Super, cette course, Helena. Oui, arrivée quelque part en vrac et à la bourre. Super idée pour débuter. On la suit tellement bien, cette « elle ». J’attends la suite, c’est bien parti. Bien plus perdue que toi…
Merci, Anne ! J’ai perdu pas mal de temps avant de me décider. Difficile de savoir qui on voudrait « suivre » et pourquoi. Qui on veut vraiment découvrir.
Même vertige avant de poser la #2. Décider en plus si on écrit un passage isolé ou si on l’incorpore direct comme Nathalie l’a si bien réussi.
Qui n’a pas déjà vécu ça et c’est bien décrit. Remonter le courant comme un saumon.
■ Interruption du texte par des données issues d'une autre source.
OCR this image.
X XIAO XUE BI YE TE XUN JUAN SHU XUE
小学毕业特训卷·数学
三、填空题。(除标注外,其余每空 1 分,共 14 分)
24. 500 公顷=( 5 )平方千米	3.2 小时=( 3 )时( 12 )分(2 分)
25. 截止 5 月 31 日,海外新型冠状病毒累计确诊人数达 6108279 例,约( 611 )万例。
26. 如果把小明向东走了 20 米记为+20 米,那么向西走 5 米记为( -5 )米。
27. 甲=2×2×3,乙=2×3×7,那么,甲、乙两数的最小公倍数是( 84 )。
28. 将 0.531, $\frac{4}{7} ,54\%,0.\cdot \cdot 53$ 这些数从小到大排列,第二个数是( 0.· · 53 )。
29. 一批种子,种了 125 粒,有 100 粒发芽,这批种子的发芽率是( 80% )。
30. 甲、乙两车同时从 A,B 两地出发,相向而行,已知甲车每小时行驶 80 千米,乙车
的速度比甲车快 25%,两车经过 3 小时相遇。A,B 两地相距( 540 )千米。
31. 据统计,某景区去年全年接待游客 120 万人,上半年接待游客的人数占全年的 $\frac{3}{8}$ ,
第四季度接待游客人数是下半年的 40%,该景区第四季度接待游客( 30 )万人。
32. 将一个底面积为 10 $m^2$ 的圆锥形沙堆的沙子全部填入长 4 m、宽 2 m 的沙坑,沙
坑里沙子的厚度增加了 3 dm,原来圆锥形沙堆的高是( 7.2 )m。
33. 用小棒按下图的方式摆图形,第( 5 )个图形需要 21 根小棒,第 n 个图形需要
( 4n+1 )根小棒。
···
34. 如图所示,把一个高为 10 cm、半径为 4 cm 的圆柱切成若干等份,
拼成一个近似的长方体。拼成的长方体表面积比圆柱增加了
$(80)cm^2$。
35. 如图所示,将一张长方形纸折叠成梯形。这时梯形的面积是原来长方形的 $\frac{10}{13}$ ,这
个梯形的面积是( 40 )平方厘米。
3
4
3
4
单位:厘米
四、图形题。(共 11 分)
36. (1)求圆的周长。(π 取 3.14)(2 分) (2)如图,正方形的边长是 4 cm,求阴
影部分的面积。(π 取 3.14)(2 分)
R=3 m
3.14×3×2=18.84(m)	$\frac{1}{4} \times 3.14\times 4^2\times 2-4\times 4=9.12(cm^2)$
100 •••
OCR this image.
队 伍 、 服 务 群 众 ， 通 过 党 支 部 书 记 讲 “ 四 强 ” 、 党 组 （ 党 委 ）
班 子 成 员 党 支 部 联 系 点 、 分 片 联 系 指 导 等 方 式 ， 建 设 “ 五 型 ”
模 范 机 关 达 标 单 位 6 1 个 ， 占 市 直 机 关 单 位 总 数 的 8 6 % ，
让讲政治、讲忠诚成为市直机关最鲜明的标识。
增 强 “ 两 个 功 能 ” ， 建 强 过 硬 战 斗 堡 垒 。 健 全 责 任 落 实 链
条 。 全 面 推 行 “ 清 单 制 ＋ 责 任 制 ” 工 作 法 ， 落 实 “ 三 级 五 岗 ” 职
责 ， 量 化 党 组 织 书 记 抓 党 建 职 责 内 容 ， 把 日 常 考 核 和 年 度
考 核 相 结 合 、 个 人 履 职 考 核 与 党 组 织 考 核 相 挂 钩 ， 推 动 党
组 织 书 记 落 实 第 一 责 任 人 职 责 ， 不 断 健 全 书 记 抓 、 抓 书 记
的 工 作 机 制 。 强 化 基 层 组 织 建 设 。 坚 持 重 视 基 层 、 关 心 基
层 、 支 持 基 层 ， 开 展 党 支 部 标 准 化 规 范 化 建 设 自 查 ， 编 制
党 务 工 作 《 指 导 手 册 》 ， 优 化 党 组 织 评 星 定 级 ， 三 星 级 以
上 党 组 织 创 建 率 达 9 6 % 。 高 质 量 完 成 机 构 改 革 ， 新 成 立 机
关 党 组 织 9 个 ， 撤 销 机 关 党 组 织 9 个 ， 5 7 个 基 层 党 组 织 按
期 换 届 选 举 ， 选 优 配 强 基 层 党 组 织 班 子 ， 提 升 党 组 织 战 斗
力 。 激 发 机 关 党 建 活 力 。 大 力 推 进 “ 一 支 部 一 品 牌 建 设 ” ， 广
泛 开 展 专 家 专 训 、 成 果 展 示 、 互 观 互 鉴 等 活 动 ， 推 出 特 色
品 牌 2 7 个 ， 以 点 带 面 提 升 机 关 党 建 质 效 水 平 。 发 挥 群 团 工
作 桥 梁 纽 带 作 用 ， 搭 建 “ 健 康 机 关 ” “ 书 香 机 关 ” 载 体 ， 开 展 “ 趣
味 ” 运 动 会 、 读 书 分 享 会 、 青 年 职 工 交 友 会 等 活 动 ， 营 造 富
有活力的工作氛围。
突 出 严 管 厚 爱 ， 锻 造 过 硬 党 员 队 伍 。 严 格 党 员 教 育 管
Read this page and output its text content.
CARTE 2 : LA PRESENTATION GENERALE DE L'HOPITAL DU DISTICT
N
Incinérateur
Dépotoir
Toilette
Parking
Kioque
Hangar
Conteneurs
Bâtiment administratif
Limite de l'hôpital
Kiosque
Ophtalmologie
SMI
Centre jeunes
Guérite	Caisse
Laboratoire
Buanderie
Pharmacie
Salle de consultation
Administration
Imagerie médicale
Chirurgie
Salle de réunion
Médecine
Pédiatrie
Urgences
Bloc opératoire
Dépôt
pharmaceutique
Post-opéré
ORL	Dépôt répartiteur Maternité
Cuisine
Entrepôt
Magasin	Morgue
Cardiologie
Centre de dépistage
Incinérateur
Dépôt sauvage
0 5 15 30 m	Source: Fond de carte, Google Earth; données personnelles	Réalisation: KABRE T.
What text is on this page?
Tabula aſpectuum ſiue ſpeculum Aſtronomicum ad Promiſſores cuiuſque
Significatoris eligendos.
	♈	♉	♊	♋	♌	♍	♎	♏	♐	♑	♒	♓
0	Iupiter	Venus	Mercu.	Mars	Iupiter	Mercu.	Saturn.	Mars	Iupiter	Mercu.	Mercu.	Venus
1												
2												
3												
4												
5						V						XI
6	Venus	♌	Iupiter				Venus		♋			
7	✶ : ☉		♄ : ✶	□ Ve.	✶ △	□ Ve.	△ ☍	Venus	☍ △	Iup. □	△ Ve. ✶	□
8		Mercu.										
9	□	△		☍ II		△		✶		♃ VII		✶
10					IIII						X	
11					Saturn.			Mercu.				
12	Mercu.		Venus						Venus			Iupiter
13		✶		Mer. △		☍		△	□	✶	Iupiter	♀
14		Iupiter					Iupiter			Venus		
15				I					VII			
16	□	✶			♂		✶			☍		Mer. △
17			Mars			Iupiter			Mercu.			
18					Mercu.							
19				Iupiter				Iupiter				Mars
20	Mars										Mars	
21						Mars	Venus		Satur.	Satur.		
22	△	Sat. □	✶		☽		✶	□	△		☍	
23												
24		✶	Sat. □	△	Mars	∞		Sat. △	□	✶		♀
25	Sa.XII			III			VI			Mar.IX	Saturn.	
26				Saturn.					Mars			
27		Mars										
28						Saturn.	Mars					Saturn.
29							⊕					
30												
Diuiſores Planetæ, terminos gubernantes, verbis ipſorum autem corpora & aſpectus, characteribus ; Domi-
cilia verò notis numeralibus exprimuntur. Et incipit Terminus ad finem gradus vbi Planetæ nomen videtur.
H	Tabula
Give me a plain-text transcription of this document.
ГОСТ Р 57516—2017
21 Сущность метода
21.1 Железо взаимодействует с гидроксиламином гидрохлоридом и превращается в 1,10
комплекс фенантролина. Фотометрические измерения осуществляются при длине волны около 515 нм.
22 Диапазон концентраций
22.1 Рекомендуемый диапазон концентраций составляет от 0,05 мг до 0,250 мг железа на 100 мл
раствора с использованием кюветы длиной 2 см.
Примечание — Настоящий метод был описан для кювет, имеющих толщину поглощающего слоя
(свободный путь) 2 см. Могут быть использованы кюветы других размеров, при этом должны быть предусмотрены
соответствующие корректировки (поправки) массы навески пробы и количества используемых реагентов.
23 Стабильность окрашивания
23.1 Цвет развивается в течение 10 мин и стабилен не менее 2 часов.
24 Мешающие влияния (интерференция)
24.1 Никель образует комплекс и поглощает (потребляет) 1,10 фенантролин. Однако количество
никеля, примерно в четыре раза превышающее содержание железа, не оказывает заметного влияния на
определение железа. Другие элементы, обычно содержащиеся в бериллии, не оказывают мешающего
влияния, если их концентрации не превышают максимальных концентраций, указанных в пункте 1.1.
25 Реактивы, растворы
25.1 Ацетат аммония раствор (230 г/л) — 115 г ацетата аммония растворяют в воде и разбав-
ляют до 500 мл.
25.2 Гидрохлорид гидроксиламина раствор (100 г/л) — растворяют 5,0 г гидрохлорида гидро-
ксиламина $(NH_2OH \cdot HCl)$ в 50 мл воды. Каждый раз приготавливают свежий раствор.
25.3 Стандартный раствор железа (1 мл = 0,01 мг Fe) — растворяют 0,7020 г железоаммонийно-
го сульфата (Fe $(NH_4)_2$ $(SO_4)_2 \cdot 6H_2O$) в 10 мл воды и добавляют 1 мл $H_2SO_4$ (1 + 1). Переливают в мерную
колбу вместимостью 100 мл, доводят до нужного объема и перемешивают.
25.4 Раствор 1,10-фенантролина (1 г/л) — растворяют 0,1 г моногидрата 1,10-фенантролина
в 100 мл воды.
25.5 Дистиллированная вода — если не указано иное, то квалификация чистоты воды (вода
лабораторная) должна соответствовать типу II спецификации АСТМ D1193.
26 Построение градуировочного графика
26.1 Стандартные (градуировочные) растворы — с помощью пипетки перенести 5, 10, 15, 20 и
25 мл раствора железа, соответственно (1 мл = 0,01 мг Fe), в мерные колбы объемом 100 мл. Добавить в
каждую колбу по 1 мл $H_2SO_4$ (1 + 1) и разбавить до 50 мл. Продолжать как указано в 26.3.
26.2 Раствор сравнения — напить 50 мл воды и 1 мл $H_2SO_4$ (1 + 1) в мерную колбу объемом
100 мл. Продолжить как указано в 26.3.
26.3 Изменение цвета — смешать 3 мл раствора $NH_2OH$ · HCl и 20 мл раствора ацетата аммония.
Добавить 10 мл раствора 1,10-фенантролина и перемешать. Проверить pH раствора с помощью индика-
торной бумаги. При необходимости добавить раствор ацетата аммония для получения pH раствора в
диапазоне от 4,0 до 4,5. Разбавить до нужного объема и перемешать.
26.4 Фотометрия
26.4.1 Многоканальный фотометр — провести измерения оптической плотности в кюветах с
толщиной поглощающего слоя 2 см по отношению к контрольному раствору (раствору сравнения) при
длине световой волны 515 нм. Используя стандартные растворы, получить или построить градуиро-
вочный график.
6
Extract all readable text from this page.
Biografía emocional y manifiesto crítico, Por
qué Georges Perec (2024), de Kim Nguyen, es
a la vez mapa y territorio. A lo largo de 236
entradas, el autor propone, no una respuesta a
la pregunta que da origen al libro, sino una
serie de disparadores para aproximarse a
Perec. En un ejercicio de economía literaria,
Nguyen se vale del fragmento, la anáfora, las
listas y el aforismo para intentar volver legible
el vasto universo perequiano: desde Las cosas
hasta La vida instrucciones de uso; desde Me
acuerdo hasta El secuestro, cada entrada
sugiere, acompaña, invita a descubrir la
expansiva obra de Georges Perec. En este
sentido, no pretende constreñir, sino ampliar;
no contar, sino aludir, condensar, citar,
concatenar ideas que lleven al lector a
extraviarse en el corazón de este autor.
Merci pour cette lecture et pour l’image du saumon ! C’est tout à fait cela, oui !
J’adore l’idée que c’est déjà trop tard (même si le palpitant en prend un coup à lire ce parcours de la combattante qu’on reconnaît par tous les pores). Les bonnes dramaturgies d’opéra commencent souvent comme ça. Un lapin blanc femelle et une triste reine de pique.
Merci, Emmanuelle ! Il n’y a pas de palpitant parce que je ne sais pas encore la suite. Juste le cadre où le fond se dessinera. Je galère avec le définitif. 🙂
mais quel début henela! j’en ressors toute essoufflée, ébouriffée!!! et surtout dans l’attente de la suite. et même si c’était perdu d’avance, on y croit et on imagine même que l’issue pourrait être différente.
vais lire la suite…
Suite encore fragile, mais lire ton commentaire m’encourage à poursuivre. On va voir ce que cela va donner. Merci !
Je suis sortie de la lecture de votre texte presque aussi essoufflée que votre personnage, l’effet est très réussi !
Très touchée de votre commentaire ! J’ai essayé de ne pas mettre trop d’obstacles sur son chemin, mais il en fallait quand même !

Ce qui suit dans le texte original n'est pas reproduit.